Objectives: When evaluating the effectiveness of a method for instructing adolescents in sexual health literacy, it is essential to consider how the method motivates learning, promotes a change of attitude, increases knowledge gain, and engages students (MAKE). This article reports on the development and validation of a unified, comprehensive framework for evaluating the efficacy of games in teaching sexual health behaviors for curbing unhealthy sexual outcomes to secondary school adolescents in low resource settings.
Methods: The initial validation of the MAKE framework was administered to 120 students using quantitative data collection and analysis. It was then subjected to factor analysis tests to investigate the items' structure, and Cronbach's alpha was applied to measure the scale reliability using SPSS Version 24.

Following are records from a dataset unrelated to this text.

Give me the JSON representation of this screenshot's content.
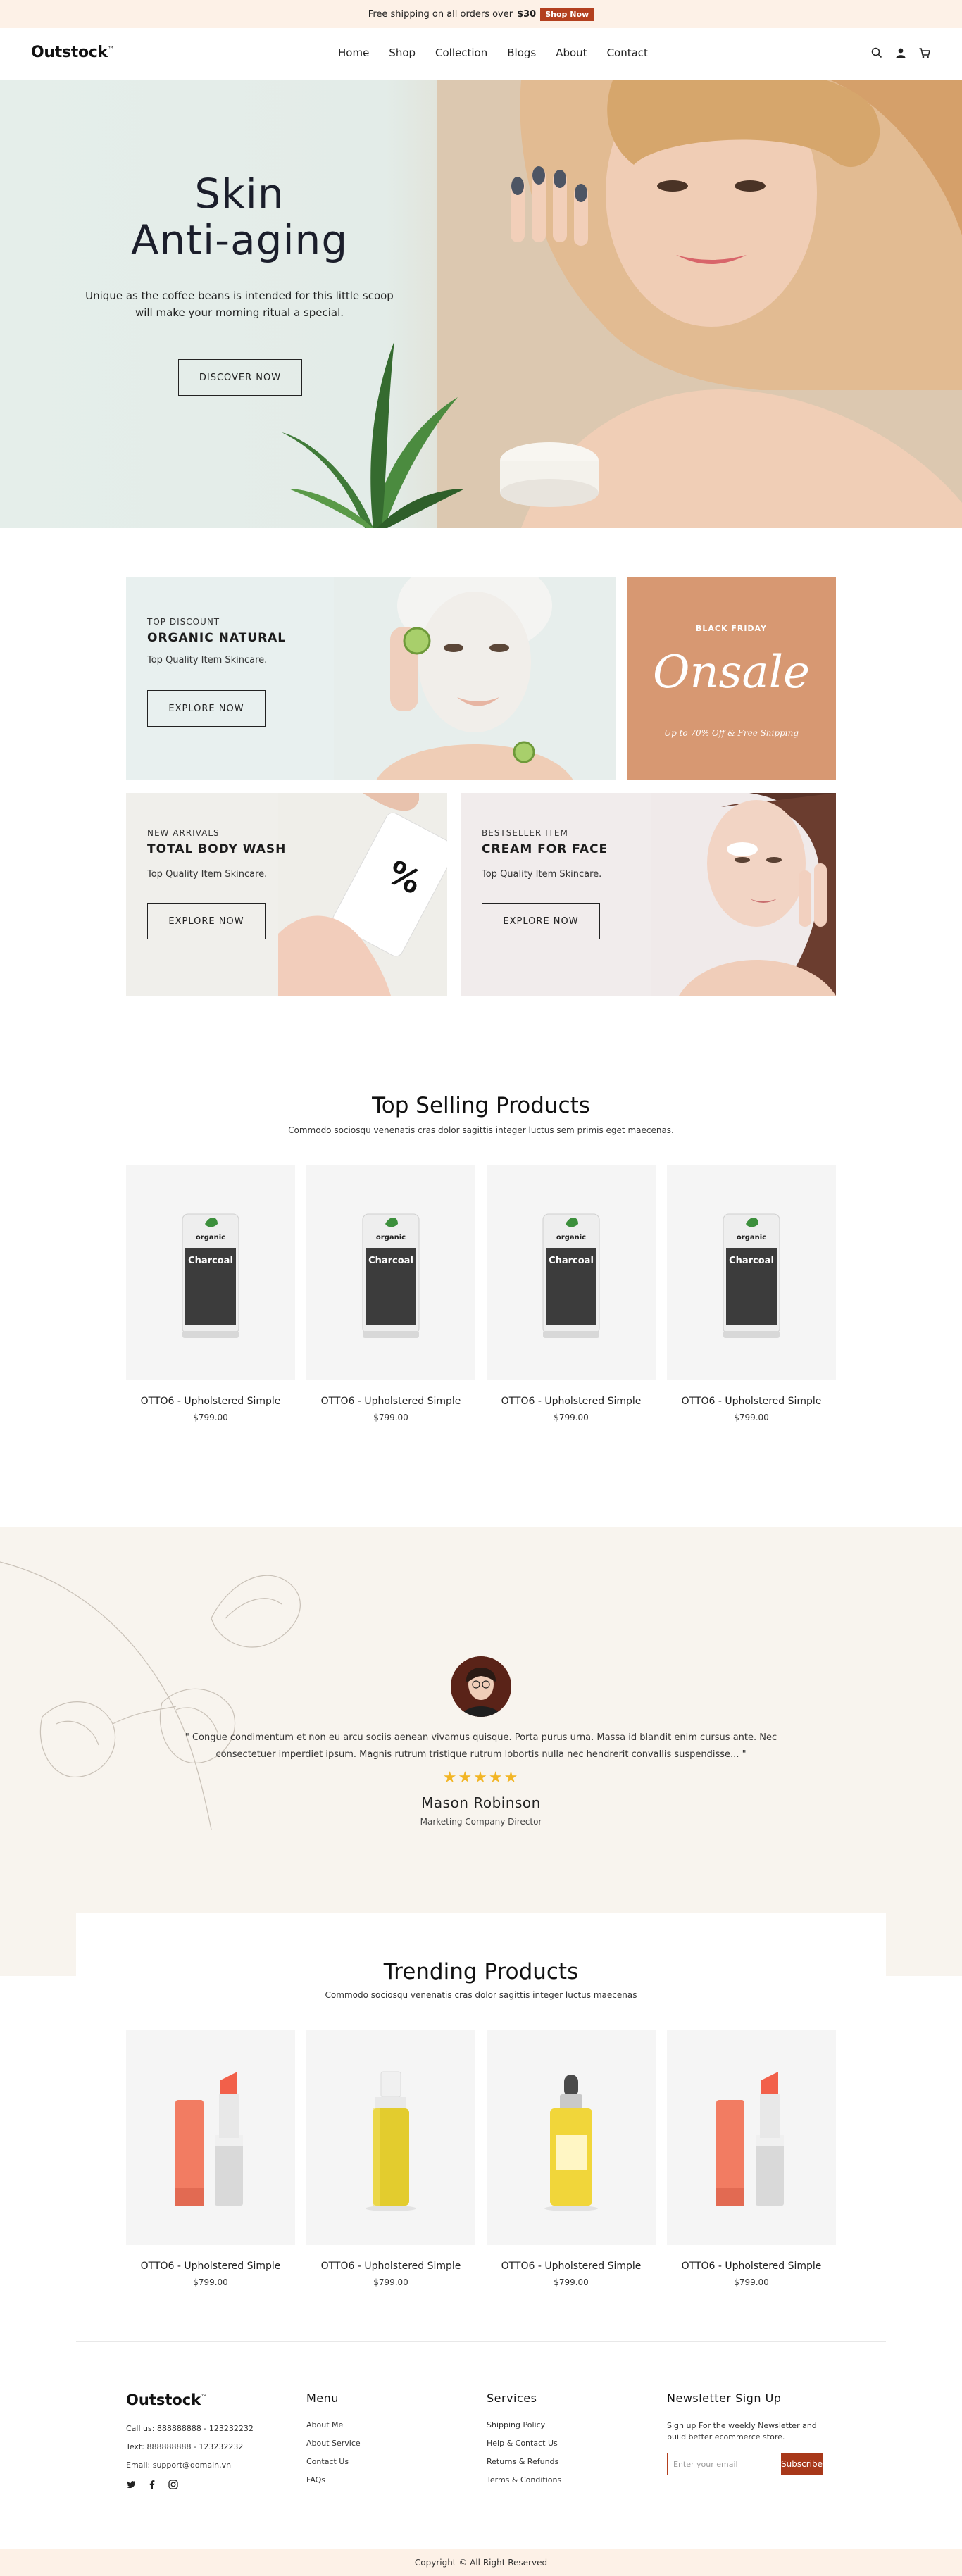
{
  "announcement": {
    "text_before": "Free shipping on all orders over",
    "price": "$30",
    "cta": "Shop Now"
  },
  "header": {
    "logo": "Outstock",
    "logo_mark": "™",
    "nav": [
      "Home",
      "Shop",
      "Collection",
      "Blogs",
      "About",
      "Contact"
    ],
    "icons": [
      "search-icon",
      "user-icon",
      "cart-icon"
    ]
  },
  "hero": {
    "title_line1": "Skin",
    "title_line2": "Anti-aging",
    "subtitle": "Unique as the coffee beans is intended for this little scoop will make your morning ritual a special.",
    "button": "DISCOVER NOW"
  },
  "banners": [
    {
      "eyebrow": "TOP DISCOUNT",
      "title": "ORGANIC NATURAL",
      "desc": "Top Quality Item Skincare.",
      "button": "EXPLORE NOW"
    },
    {
      "small": "BLACK FRIDAY",
      "big": "Onsale",
      "foot": "Up to 70% Off & Free Shipping"
    },
    {
      "eyebrow": "NEW ARRIVALS",
      "title": "TOTAL BODY WASH",
      "desc": "Top Quality Item Skincare.",
      "button": "EXPLORE NOW"
    },
    {
      "eyebrow": "BESTSELLER ITEM",
      "title": "CREAM FOR FACE",
      "desc": "Top Quality Item Skincare.",
      "button": "EXPLORE NOW"
    }
  ],
  "top_selling": {
    "title": "Top Selling Products",
    "subtitle": "Commodo sociosqu venenatis cras dolor sagittis integer luctus sem primis eget maecenas.",
    "products": [
      {
        "name": "OTTO6 - Upholstered Simple",
        "price": "$799.00",
        "label_brand": "organic",
        "label_name": "Charcoal"
      },
      {
        "name": "OTTO6 - Upholstered Simple",
        "price": "$799.00",
        "label_brand": "organic",
        "label_name": "Charcoal"
      },
      {
        "name": "OTTO6 - Upholstered Simple",
        "price": "$799.00",
        "label_brand": "organic",
        "label_name": "Charcoal"
      },
      {
        "name": "OTTO6 - Upholstered Simple",
        "price": "$799.00",
        "label_brand": "organic",
        "label_name": "Charcoal"
      }
    ]
  },
  "testimonial": {
    "quote": "\" Congue condimentum et non eu arcu sociis aenean vivamus quisque. Porta purus urna. Massa id blandit enim cursus ante. Nec consectetuer imperdiet ipsum. Magnis rutrum tristique rutrum lobortis nulla nec hendrerit convallis suspendisse... \"",
    "rating": 5,
    "stars": "★★★★★",
    "name": "Mason Robinson",
    "role": "Marketing Company Director"
  },
  "trending": {
    "title": "Trending Products",
    "subtitle": "Commodo sociosqu venenatis cras dolor sagittis integer luctus maecenas",
    "products": [
      {
        "name": "OTTO6 - Upholstered Simple",
        "price": "$799.00",
        "kind": "lipstick"
      },
      {
        "name": "OTTO6 - Upholstered Simple",
        "price": "$799.00",
        "kind": "oil-bottle"
      },
      {
        "name": "OTTO6 - Upholstered Simple",
        "price": "$799.00",
        "kind": "serum"
      },
      {
        "name": "OTTO6 - Upholstered Simple",
        "price": "$799.00",
        "kind": "lipstick"
      }
    ]
  },
  "footer": {
    "logo": "Outstock",
    "logo_mark": "™",
    "contact": [
      "Call us: 888888888 - 123232232",
      "Text: 888888888 - 123232232",
      "Email: support@domain.vn"
    ],
    "social": [
      "twitter-icon",
      "facebook-icon",
      "instagram-icon"
    ],
    "menu_title": "Menu",
    "menu": [
      "About Me",
      "About Service",
      "Contact Us",
      "FAQs"
    ],
    "services_title": "Services",
    "services": [
      "Shipping Policy",
      "Help & Contact Us",
      "Returns & Refunds",
      "Terms & Conditions"
    ],
    "newsletter_title": "Newsletter Sign Up",
    "newsletter_desc": "Sign up For the weekly Newsletter and build better ecommerce store.",
    "newsletter_placeholder": "Enter your email",
    "newsletter_button": "Subscribe",
    "copyright": "Copyright © All Right Reserved"
  },
  "colors": {
    "accent": "#b3401f",
    "announcement_bg": "#fdf1e7",
    "testimonial_bg": "#f8f4ee",
    "star": "#f2b525",
    "onsale_bg": "#d79872"
  }
}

Results: Data analyses demonstrate that the MAKE framework is a comprehensive instrument to evaluate teaching methods with four powerful constructs, each of which has two to four components. For each construct, the following data were obtained: for motivation, standardized alpha = 0.92, Kaiser-Meyer-Olkin (KMO) = 0.88, and p = 0.001; for attitude, standardized Cronbach's alpha = 0.90, KMO = 0.88, and p = 0.001; for knowledge, standardized alpha = 0.92, KMO = 0.86, and p = 0.001; and finally, for engagement, standardized alpha = 0.90, KMO = 0.87, and p = 0.001. Cronbach's alpha for each component was above the cut-off point (0.65).
Conclusions: This study shows that the MAKE framework is a satisfactory instrument for assessing the efficacy of teaching methods for sexual health literacy in a variety of teaching environments. The method may also have value for assessing the effectiveness of other methods in adolescent sexual health education.